An second article in this morning's Wall Street Journal (subscription) reported the Supreme Court's "jolting the biotechnology industry with a unanimous ruling that threw out two medical-testing patents and suggested companies need to do more to prove their discoveries are really new, sparking uncertainty about the booming field of personalized medicine, in which some of the world's largest drug companies are vying to tailor treatments to patients' unique make-ups by using diagnostic tests."
"Although 'laws of nature, natural phenomena, and abstract ideas,'" the Court said in its 28-page decision yesterday, "are not patentable subject matter under §101 of the Patent Act, Diamond v. Diehr, 450 U. S. 175, 185 (1981), 'an application of a law of nature . . . to a known structure or process may [deserve] patent protection,' id., at 187. But to transform an unpatentable law of nature into a patent eligible application of such a law, a patent must do more than simply state the law of nature while adding the words 'apply it.' See, e.g., Gottschalk v. Benson, 409 U. S. 63, 71–72 (1972). It must limit its reach to a particular, inventive application of the law……

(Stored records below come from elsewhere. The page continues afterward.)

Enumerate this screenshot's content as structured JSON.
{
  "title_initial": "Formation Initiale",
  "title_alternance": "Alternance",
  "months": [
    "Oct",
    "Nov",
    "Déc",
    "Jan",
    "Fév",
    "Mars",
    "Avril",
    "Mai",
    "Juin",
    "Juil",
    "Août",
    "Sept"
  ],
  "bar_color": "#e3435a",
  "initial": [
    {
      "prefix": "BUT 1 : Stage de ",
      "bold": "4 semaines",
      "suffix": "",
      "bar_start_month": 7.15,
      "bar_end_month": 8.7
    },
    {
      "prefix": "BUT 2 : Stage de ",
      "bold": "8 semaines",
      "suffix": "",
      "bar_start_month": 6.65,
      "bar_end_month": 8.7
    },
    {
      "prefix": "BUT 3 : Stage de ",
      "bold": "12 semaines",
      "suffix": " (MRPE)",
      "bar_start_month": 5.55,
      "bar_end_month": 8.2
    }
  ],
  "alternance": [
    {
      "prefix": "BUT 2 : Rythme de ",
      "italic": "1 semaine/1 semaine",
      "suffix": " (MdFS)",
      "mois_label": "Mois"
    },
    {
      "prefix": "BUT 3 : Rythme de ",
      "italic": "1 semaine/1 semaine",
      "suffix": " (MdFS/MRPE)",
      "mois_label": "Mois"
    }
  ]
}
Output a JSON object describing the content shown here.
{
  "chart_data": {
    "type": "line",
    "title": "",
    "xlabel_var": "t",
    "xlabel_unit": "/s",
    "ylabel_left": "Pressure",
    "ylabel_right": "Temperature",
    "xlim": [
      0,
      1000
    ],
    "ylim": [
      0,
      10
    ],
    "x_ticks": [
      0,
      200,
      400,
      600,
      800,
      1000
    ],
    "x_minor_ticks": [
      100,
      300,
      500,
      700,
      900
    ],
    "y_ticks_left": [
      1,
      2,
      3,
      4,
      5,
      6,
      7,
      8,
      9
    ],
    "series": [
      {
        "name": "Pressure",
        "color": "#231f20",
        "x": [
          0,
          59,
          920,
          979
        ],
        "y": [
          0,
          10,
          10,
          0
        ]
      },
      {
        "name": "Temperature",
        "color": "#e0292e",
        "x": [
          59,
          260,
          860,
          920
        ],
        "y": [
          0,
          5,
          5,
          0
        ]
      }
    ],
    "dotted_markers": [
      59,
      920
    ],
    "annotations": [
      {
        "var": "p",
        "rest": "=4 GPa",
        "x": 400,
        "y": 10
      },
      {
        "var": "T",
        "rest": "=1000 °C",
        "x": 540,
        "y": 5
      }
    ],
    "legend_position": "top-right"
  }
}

"This Court has repeatedly emphasized a concern that patent law not inhibit future discovery by improperly tying up the use of laws of nature and the like. See, e.g., Benson, 409 U. S., at 67, 68. Rewarding with patents those who discover laws of nature might encourage their discovery. But because those laws and principles are 'the basic tools of scientific and technological work,' id., at 67, there is a danger that granting patents that tie up their use will inhibit future innovation, a danger that becomes acute when a patented process is no more than a general instruction to 'apply the natural law,' or otherwise forecloses more future invention than the underlying discovery could reasonably justify. The patent claims at issue implicate this concern. In telling a doctor to measure metabolite levels and to consider the resulting measurements in light of the correlations they describe, they tie up his subsequent treatment decision regardless of whether he changes his dosage in the light of the inference he draws using the correlations. And they threaten to inhibit the development of more refined treatment recommendations that combine Prometheus’ correlations with later discoveries. This reinforces the conclusion that the processes at issue are not patent eligible, while eliminating any temptation to depart from case law precedent."